Doctors and specialists tend to deal with the negative effects of dyslexia in children. Very often a dyslexic child turns out to be gifted too. Many dyslexic children have much higher than normal IQ's, but experience trouble in communicating and processing their thoughts and ideas. It is common for gifted dyslexic children to excel in tests and school work, despite the problems they face with learning and writing. They end up using their minds in completely different ways to normal children, which makes them skilled at problem solving in later life. Alternative methods of processing information, such as from reading, enables a dyslexic person to spot problems where other people don't see any.

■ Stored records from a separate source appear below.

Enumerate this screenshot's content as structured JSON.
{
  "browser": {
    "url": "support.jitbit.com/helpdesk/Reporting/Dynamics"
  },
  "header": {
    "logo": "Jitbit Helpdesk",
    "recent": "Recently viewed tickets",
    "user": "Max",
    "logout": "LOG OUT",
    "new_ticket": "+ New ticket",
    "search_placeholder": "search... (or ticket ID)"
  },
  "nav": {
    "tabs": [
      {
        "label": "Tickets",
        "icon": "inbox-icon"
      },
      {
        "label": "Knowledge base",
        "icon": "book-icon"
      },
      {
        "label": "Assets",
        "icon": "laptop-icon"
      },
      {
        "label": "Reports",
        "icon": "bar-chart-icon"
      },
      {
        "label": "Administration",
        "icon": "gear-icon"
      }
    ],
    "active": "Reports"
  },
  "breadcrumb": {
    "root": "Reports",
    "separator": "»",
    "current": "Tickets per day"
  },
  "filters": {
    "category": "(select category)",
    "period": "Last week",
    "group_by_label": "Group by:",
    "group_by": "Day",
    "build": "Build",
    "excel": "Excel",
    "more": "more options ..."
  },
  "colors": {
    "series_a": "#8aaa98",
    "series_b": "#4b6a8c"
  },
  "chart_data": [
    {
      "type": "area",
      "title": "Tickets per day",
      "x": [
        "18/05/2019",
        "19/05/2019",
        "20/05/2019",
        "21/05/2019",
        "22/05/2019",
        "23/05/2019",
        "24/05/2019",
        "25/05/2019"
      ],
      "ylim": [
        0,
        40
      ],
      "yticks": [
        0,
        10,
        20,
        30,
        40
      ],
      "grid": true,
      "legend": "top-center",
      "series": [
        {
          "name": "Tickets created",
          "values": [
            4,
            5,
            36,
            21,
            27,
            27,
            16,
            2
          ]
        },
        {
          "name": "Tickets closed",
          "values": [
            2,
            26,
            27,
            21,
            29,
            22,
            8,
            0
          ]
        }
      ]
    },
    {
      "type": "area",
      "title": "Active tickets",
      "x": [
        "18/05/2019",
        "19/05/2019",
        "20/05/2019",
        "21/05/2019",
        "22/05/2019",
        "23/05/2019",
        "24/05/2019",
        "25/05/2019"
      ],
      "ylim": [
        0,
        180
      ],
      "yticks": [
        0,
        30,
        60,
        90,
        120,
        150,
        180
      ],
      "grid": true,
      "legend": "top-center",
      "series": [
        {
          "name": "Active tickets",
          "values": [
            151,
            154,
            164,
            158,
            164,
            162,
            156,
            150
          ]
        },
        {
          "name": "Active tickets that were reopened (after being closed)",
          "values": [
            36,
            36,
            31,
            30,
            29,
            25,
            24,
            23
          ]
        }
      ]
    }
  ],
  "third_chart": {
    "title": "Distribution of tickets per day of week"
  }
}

Dyslexic children will often be able to compensate for their difficulties, so that the condition remains undiagnosed and they end up being labelled as lazy learners. Sometimes a child can just be dyslexic, without any special gifted abilities. Parents should not expect a dyslexic child to automatically be gifted, or look for problems with a gifted child. Obsession over a child's faults can cause the really special gifts to be overlooked.